Becermin pada Ulama Salaf

Kamis, Februari 16, 2017
Majalah PANJI MASYARAKAT Nomor 25 Tahun III, 6 Oktober 1999

Lokasi pembangunan Masjid Salafy di Jalan Panglima Denai (sekarang Jalan Rivai A. Manaf Nasution), Kelurahan Denai, Kecamatan Medan Denai, Kota Medan, Sumatera Utara. (Foto: ABDI PURMONO)

Dakwah Salafi: Gerakan ini ingin menghidupkan kembali ajaran salafi dengan segala atributnya. Satu gerakan pemurnian yang sangat ketat, mirip dengan wahabi.

SEKITAR seribuan orang bergamis berkumpul di lapangan Masjid Salafi, Medan, Ahad pekan lalu. Mereka datang dari Medan, Pematang Siantar, Asahan, Langkat, dan Langsa (Aceh Timur). Dengan khusyuk mereka bertadarus sambil menggelar pengajian bertajuk “Dakwah Salaf, Dakwahnya Para Ulama Ahli Hadis.”

Pemandangan seperti itu kini ramai muncul di Medan menandai semangat jamaah dakwah salafi, yang ingin kembali menghidupkan ajaran-ajaran ulama salaf atau ulama terdahulu. Ini dilakukan karena ajaran-ajaran ulama salaf banyak ditinggalkan.

“Umat nyaris tak lagi mengendal akidah salaf. Misalnya, kini sukar kita jumpai pria berpakaian gamis dan kaum wanita memakai hijab. Jamaah salaf selalu salat lima waktu berjamaah di masjid, kecuali ada uzur,” papar Jamaluddin Al-Batahany, pembina jamaah Dakwah Salafi.

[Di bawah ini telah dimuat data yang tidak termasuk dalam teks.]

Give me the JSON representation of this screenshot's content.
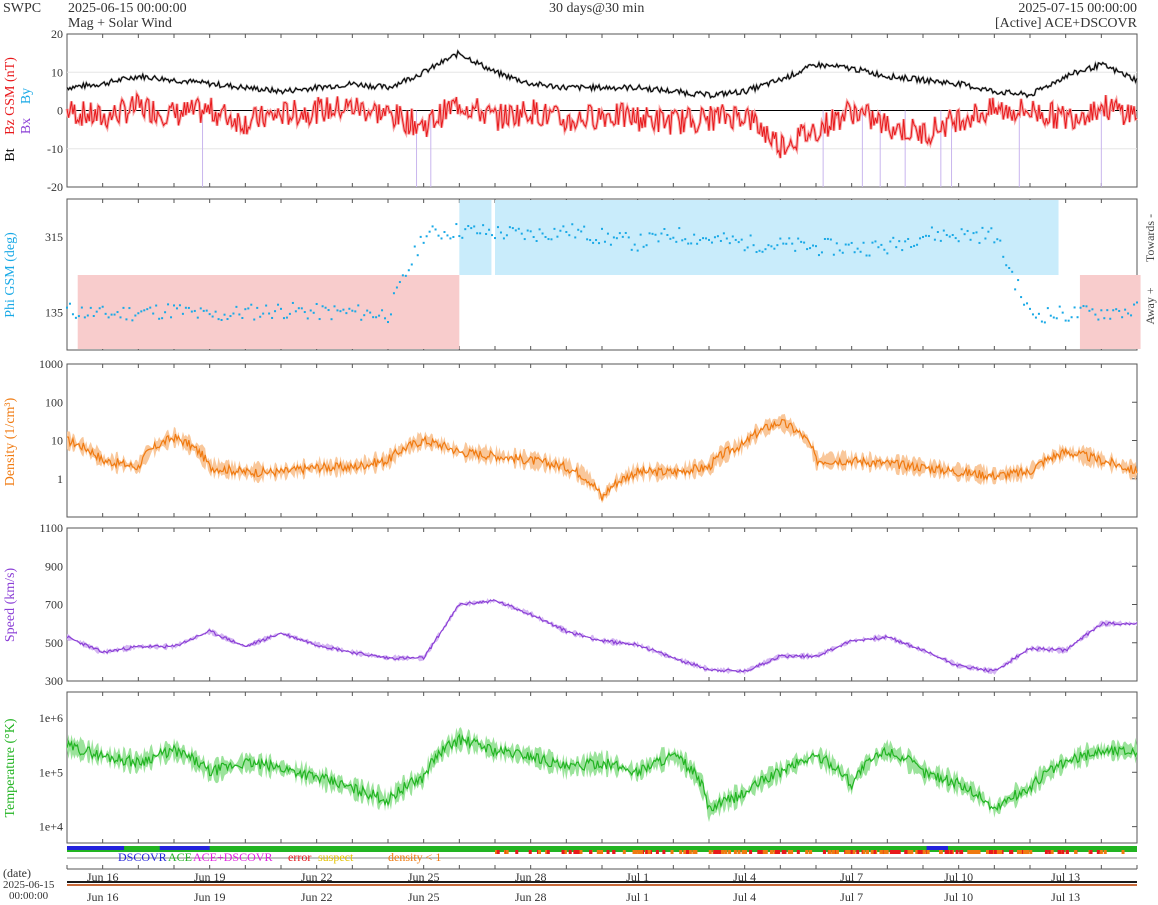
{
  "header": {
    "app": "SWPC",
    "start": "2025-06-15 00:00:00",
    "subtitle": "Mag + Solar Wind",
    "resolution": "30 days@30 min",
    "end": "2025-07-15 00:00:00",
    "source": "[Active] ACE+DSCOVR"
  },
  "colors": {
    "bt": "#000000",
    "bz": "#e8181b",
    "by": "#19a9e6",
    "bx": "#8b3fd6",
    "phi": "#19a9e6",
    "towards_band": "#c9ecfb",
    "away_band": "#f8cccc",
    "density": "#f07a10",
    "speed": "#8b3fd6",
    "temperature": "#22b422",
    "dscovr": "#2222dd",
    "ace": "#22b422",
    "ace_dscovr": "#e020e0",
    "error": "#e8181b",
    "suspect": "#e6c300",
    "density_lt1": "#f07a10"
  },
  "x_axis": {
    "tick_labels": [
      "Jun 16",
      "Jun 19",
      "Jun 22",
      "Jun 25",
      "Jun 28",
      "Jul 1",
      "Jul 4",
      "Jul 7",
      "Jul 10",
      "Jul 13"
    ],
    "date_label": "(date)",
    "date_start": "2025-06-15",
    "date_time": "00:00:00"
  },
  "legend": {
    "dscovr": "DSCOVR",
    "ace": "ACE",
    "ace_dscovr": "ACE+DSCOVR",
    "error": "error",
    "suspect": "suspect",
    "density_lt1": "density < 1"
  },
  "chart_data": [
    {
      "type": "line",
      "ylabel_bt": "Bt",
      "ylabel_bz": "Bz GSM (nT)",
      "ylabel_by": "By",
      "ylabel_bx": "Bx",
      "ylim": [
        -20,
        20
      ],
      "yticks": [
        "20",
        "10",
        "0",
        "-10",
        "-20"
      ],
      "x_days": [
        0,
        1,
        2,
        3,
        4,
        5,
        6,
        7,
        8,
        9,
        10,
        11,
        12,
        13,
        14,
        15,
        16,
        17,
        18,
        19,
        20,
        21,
        22,
        23,
        24,
        25,
        26,
        27,
        28,
        29,
        30
      ],
      "series": [
        {
          "name": "Bt",
          "values": [
            6,
            7,
            9,
            8,
            7,
            6,
            5,
            6,
            7,
            6,
            10,
            15,
            10,
            7,
            6,
            6,
            6,
            5,
            4,
            5,
            8,
            12,
            11,
            9,
            8,
            7,
            5,
            4,
            9,
            12,
            8
          ]
        },
        {
          "name": "Bz",
          "values": [
            0,
            -2,
            1,
            -1,
            0,
            -3,
            -1,
            0,
            1,
            -1,
            -4,
            2,
            -2,
            0,
            -3,
            -1,
            -2,
            -3,
            -2,
            -1,
            -9,
            -5,
            0,
            -4,
            -6,
            -2,
            0,
            0,
            -2,
            1,
            -1
          ]
        }
      ]
    },
    {
      "type": "scatter",
      "ylabel": "Phi GSM (deg)",
      "right_top": "Towards -",
      "right_bottom": "Away +",
      "ylim": [
        45,
        405
      ],
      "yticks": [
        "315",
        "135"
      ],
      "x_days": [
        0,
        1,
        2,
        3,
        4,
        5,
        6,
        7,
        8,
        9,
        10,
        11,
        12,
        13,
        14,
        15,
        16,
        17,
        18,
        19,
        20,
        21,
        22,
        23,
        24,
        25,
        26,
        27,
        28,
        29,
        30
      ],
      "values": [
        140,
        130,
        135,
        140,
        125,
        135,
        140,
        135,
        135,
        130,
        320,
        330,
        325,
        320,
        330,
        315,
        300,
        320,
        310,
        300,
        295,
        290,
        290,
        290,
        320,
        320,
        320,
        130,
        130,
        135,
        140
      ]
    },
    {
      "type": "line",
      "scale": "log",
      "ylabel": "Density (1/cm³)",
      "ylim": [
        0.1,
        1000
      ],
      "yticks": [
        "1000",
        "100",
        "10",
        "1"
      ],
      "x_days": [
        0,
        1,
        2,
        3,
        4,
        5,
        6,
        7,
        8,
        9,
        10,
        11,
        12,
        13,
        14,
        15,
        16,
        17,
        18,
        19,
        20,
        21,
        22,
        23,
        24,
        25,
        26,
        27,
        28,
        29,
        30
      ],
      "values": [
        10,
        3,
        2,
        12,
        2,
        1.5,
        1.5,
        2,
        2,
        3,
        10,
        5,
        4,
        3,
        2,
        0.3,
        1.5,
        1.5,
        2,
        8,
        30,
        3,
        3,
        2.5,
        2,
        1.5,
        1.2,
        1.5,
        5,
        3,
        1.5
      ]
    },
    {
      "type": "line",
      "ylabel": "Speed (km/s)",
      "ylim": [
        300,
        1100
      ],
      "yticks": [
        "1100",
        "900",
        "700",
        "500",
        "300"
      ],
      "x_days": [
        0,
        1,
        2,
        3,
        4,
        5,
        6,
        7,
        8,
        9,
        10,
        11,
        12,
        13,
        14,
        15,
        16,
        17,
        18,
        19,
        20,
        21,
        22,
        23,
        24,
        25,
        26,
        27,
        28,
        29,
        30
      ],
      "values": [
        530,
        450,
        480,
        480,
        560,
        480,
        550,
        490,
        450,
        420,
        420,
        700,
        720,
        650,
        560,
        510,
        490,
        420,
        360,
        350,
        430,
        430,
        510,
        530,
        460,
        380,
        350,
        470,
        460,
        600,
        600
      ]
    },
    {
      "type": "line",
      "scale": "log",
      "ylabel": "Temperature (°K)",
      "ylim": [
        5000,
        3000000
      ],
      "yticks": [
        "1e+6",
        "1e+5",
        "1e+4"
      ],
      "x_days": [
        0,
        1,
        2,
        3,
        4,
        5,
        6,
        7,
        8,
        9,
        10,
        11,
        12,
        13,
        14,
        15,
        16,
        17,
        18,
        19,
        20,
        21,
        22,
        23,
        24,
        25,
        26,
        27,
        28,
        29,
        30
      ],
      "values": [
        300000,
        200000,
        150000,
        250000,
        100000,
        150000,
        120000,
        80000,
        50000,
        30000,
        80000,
        400000,
        250000,
        200000,
        120000,
        150000,
        100000,
        200000,
        20000,
        40000,
        100000,
        200000,
        60000,
        250000,
        100000,
        60000,
        20000,
        50000,
        150000,
        250000,
        250000
      ]
    }
  ]
}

Ustaz Ja’far Umar Thalib, direktur Pondok Pesantren Ihya’us Sunnah, Yogyakarta, juga melihat manhaj salaf telah lama terkubur karena berbagai penyelewengan kaum yang melampaui batas syariat, seperti kaum Khawarij, Syiah, dan Muktazilah. Akibatnya, terjadi perpecahan di kalangan umat Islam. “Karena itu, manhaj Salafi harus dihidupkan kembali,” katanya seraya menjelaskan dia sudah keliling ke Singapura, Malaysia, dan Indonesia untuk mendakwahkan hal serupa.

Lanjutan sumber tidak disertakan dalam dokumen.